Eat Your CSA Vegetables!

 photo 1D274906713952-today-vintage-kitchen-140905-01_zpsavyivwxj.jpgThere is nothing better than farm fresh food. I've been cooking with primarily CSA (through Beets+Beats)  & garden veggies for the past few weeks and I can really tell a difference in quality from store-bought produce. Anyway, I've been receiving beets, kale, and garlic scapes (along with many other items) in my CSA goodies over the last few weeks and it's been kind of fun figuring out how to use everything for dinners. This is my favorite combo so far! Roasted Beets over Barley with Kale & Mushroom Beef Stir-fry
 photo Beets_zpslkfbtyno.jpg
The first thing you will want to do is roast your beets (it takes a while)...This is how you do it:
- Pre-heat oven at 400F, cut leaves off (good for other uses!)
- You can either peel outside of beets or keep the skins on while they roast...although it's hot and you get red fingers. 
- Loosely wrap beets in foil. I like to our olive oil and spices around them if they are peeled.  

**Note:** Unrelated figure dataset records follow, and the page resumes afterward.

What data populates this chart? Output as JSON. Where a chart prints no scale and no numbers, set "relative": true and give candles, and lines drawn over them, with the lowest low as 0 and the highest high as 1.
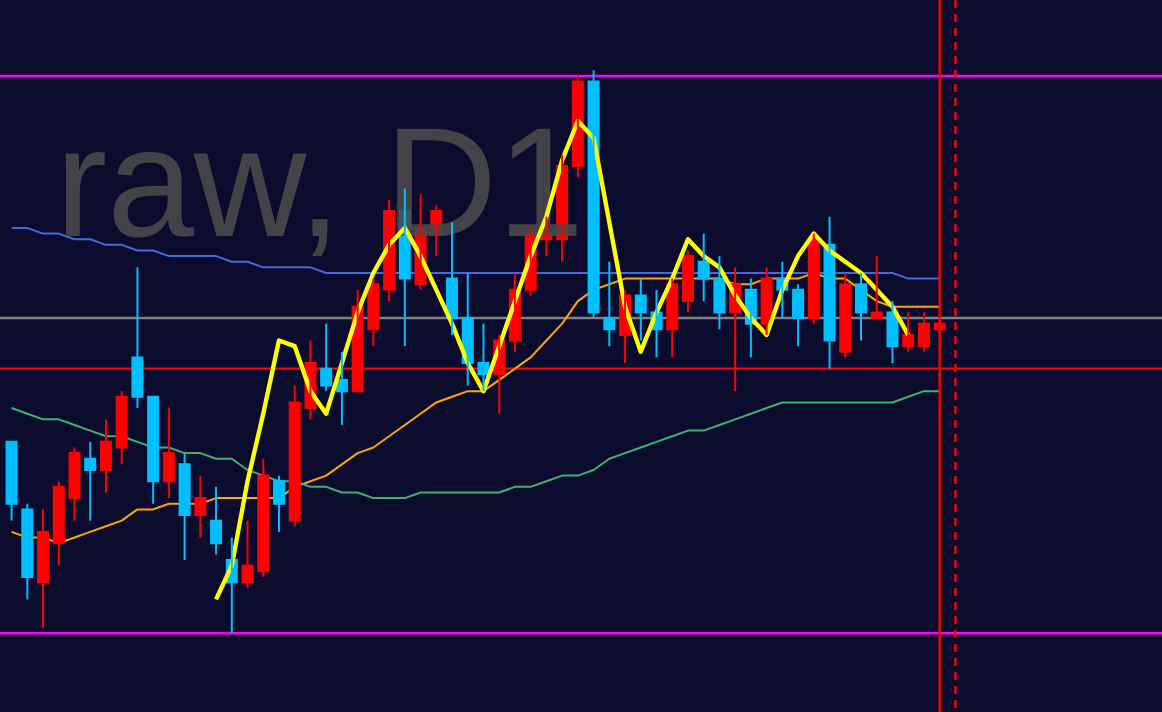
{
  "chart_data": {
    "type": "candlestick",
    "relative": true,
    "annotations": [
      "raw, D1"
    ],
    "marker": "none",
    "line_style": "solid",
    "categories": [
      null,
      null,
      null,
      null,
      null,
      null,
      null,
      null,
      null,
      null,
      null,
      null,
      null,
      null,
      null,
      null,
      null,
      null,
      null,
      null,
      null,
      null,
      null,
      null,
      null,
      null,
      null,
      null,
      null,
      null,
      null,
      null,
      null,
      null,
      null,
      null,
      null,
      null,
      null,
      null,
      null,
      null,
      null,
      null,
      null,
      null,
      null,
      null,
      null,
      null,
      null,
      null,
      null,
      null,
      null,
      null,
      null,
      null,
      null,
      null
    ],
    "ohlc": [
      [
        0.34,
        0.34,
        0.2,
        0.23
      ],
      [
        0.22,
        0.23,
        0.06,
        0.1
      ],
      [
        0.09,
        0.22,
        0.01,
        0.18
      ],
      [
        0.16,
        0.27,
        0.12,
        0.26
      ],
      [
        0.24,
        0.33,
        0.2,
        0.32
      ],
      [
        0.31,
        0.34,
        0.2,
        0.29
      ],
      [
        0.29,
        0.38,
        0.25,
        0.34
      ],
      [
        0.33,
        0.43,
        0.3,
        0.42
      ],
      [
        0.49,
        0.65,
        0.4,
        0.42
      ],
      [
        0.42,
        0.42,
        0.23,
        0.27
      ],
      [
        0.27,
        0.4,
        0.24,
        0.32
      ],
      [
        0.3,
        0.32,
        0.13,
        0.21
      ],
      [
        0.21,
        0.28,
        0.17,
        0.24
      ],
      [
        0.2,
        0.26,
        0.14,
        0.16
      ],
      [
        0.13,
        0.17,
        0,
        0.09
      ],
      [
        0.09,
        0.2,
        0.08,
        0.12
      ],
      [
        0.11,
        0.31,
        0.1,
        0.28
      ],
      [
        0.27,
        0.28,
        0.18,
        0.23
      ],
      [
        0.2,
        0.44,
        0.19,
        0.41
      ],
      [
        0.4,
        0.52,
        0.38,
        0.48
      ],
      [
        0.47,
        0.55,
        0.43,
        0.44
      ],
      [
        0.45,
        0.5,
        0.37,
        0.43
      ],
      [
        0.43,
        0.61,
        0.43,
        0.58
      ],
      [
        0.54,
        0.63,
        0.51,
        0.62
      ],
      [
        0.61,
        0.77,
        0.59,
        0.75
      ],
      [
        0.75,
        0.79,
        0.51,
        0.63
      ],
      [
        0.62,
        0.78,
        0.61,
        0.72
      ],
      [
        0.71,
        0.76,
        0.67,
        0.75
      ],
      [
        0.63,
        0.73,
        0.53,
        0.56
      ],
      [
        0.56,
        0.64,
        0.44,
        0.48
      ],
      [
        0.48,
        0.55,
        0.43,
        0.46
      ],
      [
        0.46,
        0.53,
        0.39,
        0.52
      ],
      [
        0.52,
        0.64,
        0.5,
        0.61
      ],
      [
        0.61,
        0.72,
        0.6,
        0.71
      ],
      [
        0.7,
        0.74,
        0.67,
        0.71
      ],
      [
        0.7,
        0.85,
        0.66,
        0.83
      ],
      [
        0.83,
        0.99,
        0.81,
        0.98
      ],
      [
        0.98,
        1.0,
        0.56,
        0.57
      ],
      [
        0.56,
        0.66,
        0.51,
        0.54
      ],
      [
        0.53,
        0.61,
        0.48,
        0.6
      ],
      [
        0.6,
        0.63,
        0.52,
        0.57
      ],
      [
        0.57,
        0.61,
        0.49,
        0.54
      ],
      [
        0.54,
        0.63,
        0.49,
        0.62
      ],
      [
        0.59,
        0.68,
        0.57,
        0.67
      ],
      [
        0.66,
        0.71,
        0.59,
        0.63
      ],
      [
        0.63,
        0.67,
        0.54,
        0.57
      ],
      [
        0.57,
        0.65,
        0.43,
        0.62
      ],
      [
        0.61,
        0.63,
        0.49,
        0.55
      ],
      [
        0.55,
        0.65,
        0.53,
        0.63
      ],
      [
        0.63,
        0.66,
        0.56,
        0.61
      ],
      [
        0.61,
        0.62,
        0.51,
        0.56
      ],
      [
        0.56,
        0.71,
        0.55,
        0.7
      ],
      [
        0.69,
        0.74,
        0.47,
        0.52
      ],
      [
        0.5,
        0.64,
        0.49,
        0.62
      ],
      [
        0.62,
        0.64,
        0.52,
        0.57
      ],
      [
        0.56,
        0.67,
        0.56,
        0.57
      ],
      [
        0.57,
        0.59,
        0.48,
        0.51
      ],
      [
        0.51,
        0.57,
        0.5,
        0.53
      ],
      [
        0.51,
        0.57,
        0.5,
        0.55
      ],
      [
        0.54,
        0.56,
        0.53,
        0.55
      ]
    ],
    "colors": [
      "#00bfff",
      "#00bfff",
      "#ff0000",
      "#ff0000",
      "#ff0000",
      "#00bfff",
      "#ff0000",
      "#ff0000",
      "#00bfff",
      "#00bfff",
      "#ff0000",
      "#00bfff",
      "#ff0000",
      "#00bfff",
      "#00bfff",
      "#ff0000",
      "#ff0000",
      "#00bfff",
      "#ff0000",
      "#ff0000",
      "#00bfff",
      "#00bfff",
      "#ff0000",
      "#ff0000",
      "#ff0000",
      "#00bfff",
      "#ff0000",
      "#ff0000",
      "#00bfff",
      "#00bfff",
      "#00bfff",
      "#ff0000",
      "#ff0000",
      "#ff0000",
      "#ff0000",
      "#ff0000",
      "#ff0000",
      "#00bfff",
      "#00bfff",
      "#ff0000",
      "#00bfff",
      "#00bfff",
      "#ff0000",
      "#ff0000",
      "#00bfff",
      "#00bfff",
      "#ff0000",
      "#00bfff",
      "#ff0000",
      "#00bfff",
      "#00bfff",
      "#ff0000",
      "#00bfff",
      "#ff0000",
      "#00bfff",
      "#ff0000",
      "#00bfff",
      "#ff0000",
      "#ff0000",
      "#ff0000"
    ],
    "series": [
      {
        "type": "line",
        "color": "#4169e1",
        "values": [
          0.72,
          0.72,
          0.71,
          0.71,
          0.7,
          0.7,
          0.69,
          0.69,
          0.68,
          0.68,
          0.67,
          0.67,
          0.67,
          0.67,
          0.66,
          0.66,
          0.65,
          0.65,
          0.65,
          0.65,
          0.64,
          0.64,
          0.64,
          0.64,
          0.64,
          0.64,
          0.64,
          0.64,
          0.64,
          0.64,
          0.64,
          0.64,
          0.64,
          0.64,
          0.64,
          0.64,
          0.64,
          0.64,
          0.64,
          0.64,
          0.64,
          0.64,
          0.64,
          0.64,
          0.64,
          0.64,
          0.64,
          0.64,
          0.64,
          0.64,
          0.64,
          0.64,
          0.64,
          0.64,
          0.64,
          0.64,
          0.64,
          0.63,
          0.63,
          0.63
        ]
      },
      {
        "type": "line",
        "color": "#ffa500",
        "values": [
          0.18,
          0.17,
          0.17,
          0.16,
          0.17,
          0.18,
          0.19,
          0.2,
          0.22,
          0.22,
          0.23,
          0.23,
          0.23,
          0.24,
          0.24,
          0.24,
          0.24,
          0.24,
          0.26,
          0.27,
          0.28,
          0.3,
          0.32,
          0.33,
          0.35,
          0.37,
          0.39,
          0.41,
          0.42,
          0.43,
          0.43,
          0.45,
          0.47,
          0.49,
          0.52,
          0.55,
          0.59,
          0.61,
          0.62,
          0.63,
          0.63,
          0.63,
          0.63,
          0.63,
          0.63,
          0.63,
          0.62,
          0.62,
          0.63,
          0.63,
          0.63,
          0.64,
          0.63,
          0.63,
          0.61,
          0.59,
          0.58,
          0.58,
          0.58,
          0.58
        ]
      },
      {
        "type": "line",
        "color": "#3cb371",
        "values": [
          0.4,
          0.39,
          0.38,
          0.38,
          0.37,
          0.36,
          0.35,
          0.35,
          0.34,
          0.33,
          0.33,
          0.32,
          0.32,
          0.31,
          0.31,
          0.29,
          0.28,
          0.27,
          0.27,
          0.26,
          0.26,
          0.25,
          0.25,
          0.24,
          0.24,
          0.24,
          0.25,
          0.25,
          0.25,
          0.25,
          0.25,
          0.25,
          0.26,
          0.26,
          0.27,
          0.28,
          0.28,
          0.29,
          0.31,
          0.32,
          0.33,
          0.34,
          0.35,
          0.36,
          0.36,
          0.37,
          0.38,
          0.39,
          0.4,
          0.41,
          0.41,
          0.41,
          0.41,
          0.41,
          0.41,
          0.41,
          0.41,
          0.42,
          0.43,
          0.43
        ]
      },
      {
        "type": "line",
        "color": "#ffff00",
        "values": [
          null,
          null,
          null,
          null,
          null,
          null,
          null,
          null,
          null,
          null,
          null,
          null,
          null,
          0.06,
          0.12,
          0.27,
          0.39,
          0.52,
          0.51,
          0.43,
          0.39,
          0.48,
          0.57,
          0.64,
          0.69,
          0.72,
          0.67,
          0.61,
          0.55,
          0.48,
          0.43,
          0.51,
          0.59,
          0.67,
          0.74,
          0.84,
          0.91,
          0.88,
          0.73,
          0.58,
          0.5,
          0.57,
          0.63,
          0.7,
          0.67,
          0.65,
          0.6,
          0.56,
          0.53,
          0.61,
          0.67,
          0.71,
          0.68,
          0.66,
          0.64,
          0.61,
          0.58,
          0.53,
          null,
          null
        ]
      }
    ],
    "ref_lines": [
      {
        "axis": "y",
        "value": 0.99,
        "color": "#ff00ff"
      },
      {
        "axis": "y",
        "value": 0,
        "color": "#ff00ff"
      },
      {
        "axis": "y",
        "value": 0.56,
        "color": "#808080"
      },
      {
        "axis": "y",
        "value": 0.47,
        "color": "#ff0000"
      }
    ]
  }
}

- Roast for 50-60min (told ya) 
- You can check after the first 30 mins then every 15-20 mins after...I tend to leave them in for 45 and then check 
- Beets are done when they are punctured by a fork and they slide off
 photo Beets 2_zpsmrkttnkg.jpg
While your beets are cooking, you can start your stir-fry. This is the best recipe I've found it's from Gimme Some Oven...I used fresh ginger and it TOTALLY made the dish. I kind of altered it a little, I used some garlic scales from my CSA mixed in with the Kale and then used mini bella mushrooms instead of shiitake... Anyway...here we go:
 photo foil_zpsuczsxawy.jpg
Ok, this is how I did it...
You will need:
MARINADE:
1/3 cup soy sauce
1/2 cup vegetable broth
3 Tbsp. rice wine vinegar
2 Tbsp. corn starch
2 tsp. ground ginger
1/4 tsp. black pepper
What you do: 
"Add all marinade ingredients to a bowl and whisk to combine. Pour marinade into a large bowl or ziplock bag, then add in the steak and gently toss to combine. Cover/seal and refrigerate for at least 15 minutes." (I did this right after I put the beets in the oven) 

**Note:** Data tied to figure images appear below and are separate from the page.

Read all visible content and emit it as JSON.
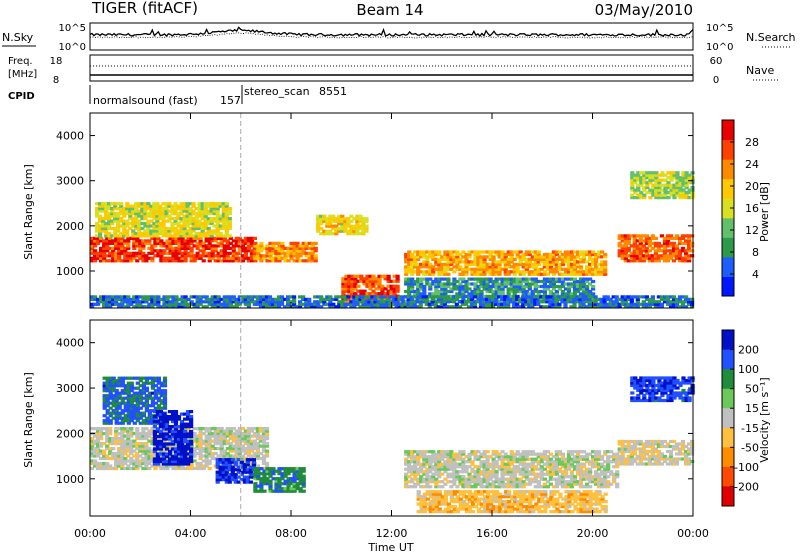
{
  "header": {
    "station": "TIGER (fitACF)",
    "beam": "Beam 14",
    "date": "03/May/2010"
  },
  "nsky_panel": {
    "label": "N.Sky",
    "right_label": "N.Search",
    "ticks_left": [
      "10^5",
      "10^0"
    ],
    "ticks_right": [
      "10^5",
      "10^0"
    ]
  },
  "freq_panel": {
    "label_line1": "Freq.",
    "label_line2": "[MHz]",
    "ticks_left": [
      "18",
      "8"
    ],
    "right_label": "Nave",
    "ticks_right": [
      "60",
      "0"
    ]
  },
  "cpid": {
    "label": "CPID",
    "modes": [
      {
        "name": "normalsound (fast)",
        "id": "157",
        "start_hour": 0
      },
      {
        "name": "stereo_scan",
        "id": "8551",
        "start_hour": 6
      }
    ]
  },
  "time_axis": {
    "label": "Time UT",
    "ticks": [
      "00:00",
      "04:00",
      "08:00",
      "12:00",
      "16:00",
      "20:00",
      "00:00"
    ]
  },
  "range_axis": {
    "label": "Slant Range [km]",
    "ticks": [
      "1000",
      "2000",
      "3000",
      "4000"
    ]
  },
  "power_colorbar": {
    "label": "Power [dB]",
    "ticks": [
      "4",
      "8",
      "12",
      "16",
      "20",
      "24",
      "28"
    ],
    "colors": [
      "#0018ff",
      "#1f5cff",
      "#2c9a4a",
      "#62c06a",
      "#d8e020",
      "#ffc800",
      "#ff8a00",
      "#ff4000",
      "#e80000"
    ]
  },
  "velocity_colorbar": {
    "label": "Velocity [m s⁻¹]",
    "ticks": [
      "200",
      "100",
      "50",
      "15",
      "-15",
      "-50",
      "-100",
      "-200"
    ],
    "colors": [
      "#0010c8",
      "#2050ff",
      "#1e8c3a",
      "#6cc85a",
      "#c0c0c0",
      "#ffc040",
      "#ff8c00",
      "#ff4a00",
      "#e00000"
    ]
  },
  "chart_data": [
    {
      "type": "heatmap",
      "title": "Power",
      "x": "time (UT hours, 0-24)",
      "y": "slant range (km)",
      "xlim": [
        0,
        24
      ],
      "ylim": [
        180,
        4500
      ],
      "zlim": [
        0,
        30
      ],
      "unit": "dB",
      "features": [
        {
          "t0": 0.0,
          "t1": 6.5,
          "r0": 1200,
          "r1": 1750,
          "power": 26
        },
        {
          "t0": 0.2,
          "t1": 5.5,
          "r0": 1750,
          "r1": 2500,
          "power": 16
        },
        {
          "t0": 6.5,
          "t1": 9.0,
          "r0": 1200,
          "r1": 1600,
          "power": 22
        },
        {
          "t0": 9.0,
          "t1": 11.0,
          "r0": 1800,
          "r1": 2200,
          "power": 17
        },
        {
          "t0": 10.0,
          "t1": 12.2,
          "r0": 250,
          "r1": 900,
          "power": 25
        },
        {
          "t0": 12.5,
          "t1": 20.5,
          "r0": 900,
          "r1": 1400,
          "power": 20
        },
        {
          "t0": 12.5,
          "t1": 20.0,
          "r0": 300,
          "r1": 800,
          "power": 8
        },
        {
          "t0": 21.0,
          "t1": 24.0,
          "r0": 1200,
          "r1": 1800,
          "power": 24
        },
        {
          "t0": 21.5,
          "t1": 24.0,
          "r0": 2600,
          "r1": 3200,
          "power": 14
        },
        {
          "t0": 0.0,
          "t1": 24.0,
          "r0": 180,
          "r1": 450,
          "power": 6
        }
      ]
    },
    {
      "type": "heatmap",
      "title": "Velocity",
      "x": "time (UT hours, 0-24)",
      "y": "slant range (km)",
      "xlim": [
        0,
        24
      ],
      "ylim": [
        180,
        4500
      ],
      "zlim": [
        -250,
        250
      ],
      "unit": "m s^-1",
      "features": [
        {
          "t0": 0.0,
          "t1": 7.0,
          "r0": 1200,
          "r1": 2100,
          "velocity": 0
        },
        {
          "t0": 0.5,
          "t1": 3.0,
          "r0": 2200,
          "r1": 3200,
          "velocity": 150
        },
        {
          "t0": 2.5,
          "t1": 4.0,
          "r0": 1300,
          "r1": 2500,
          "velocity": 220
        },
        {
          "t0": 5.0,
          "t1": 6.5,
          "r0": 900,
          "r1": 1400,
          "velocity": 200
        },
        {
          "t0": 6.5,
          "t1": 8.5,
          "r0": 700,
          "r1": 1200,
          "velocity": 120
        },
        {
          "t0": 12.5,
          "t1": 21.0,
          "r0": 800,
          "r1": 1600,
          "velocity": 0
        },
        {
          "t0": 13.0,
          "t1": 20.5,
          "r0": 250,
          "r1": 700,
          "velocity": -60
        },
        {
          "t0": 21.5,
          "t1": 24.0,
          "r0": 2700,
          "r1": 3200,
          "velocity": 180
        },
        {
          "t0": 21.0,
          "t1": 24.0,
          "r0": 1300,
          "r1": 1800,
          "velocity": -10
        }
      ]
    }
  ]
}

 photo Kale_zpsc2xmgtqe.jpg
You will need: 
STIR-FRY:
1 lb. thinly sliced steak (I used the cheapest steak I could find and cut it into pieces...cuz I'm poor).
2 garlic cloves, minced
2 Tbsp. olive oil
A package of baby portobello mushrooms
3 cups chopped kale
2 garlic scapes, thinly sliced
What you do:
Once steak has marinated, heat 1 Tbsp. oil in a large sauté pan (I used a cast iron) over medium-high heat. Remove steak from marinade with a slotted spoon, reserving the marinade (super important) and add to saute pan with garlic. Saute for about 2-3 minutes until browned, stirring occasionally. Remove steak with a slotted spoon and set aside."

Add mushrooms, kale, Garlic scapes and reserved marinade to sauté pan.  Stir to combine and cook for 3-4 minutes, until the kale is wilted, the sauce has thickened, and the mushrooms have cooked, stirring regularly so that sauce does not burn. Add in the steak, and toss to combine."
 photo Dinner_zpsvwjmdjw5.jpg I served it alone with the beets and barley, but the recipe says you can serve it over rice or quinoa. I garnished it with seem mircogreens (also from my CSA veggies) and tucked in!

A delicious and healthy family dinner!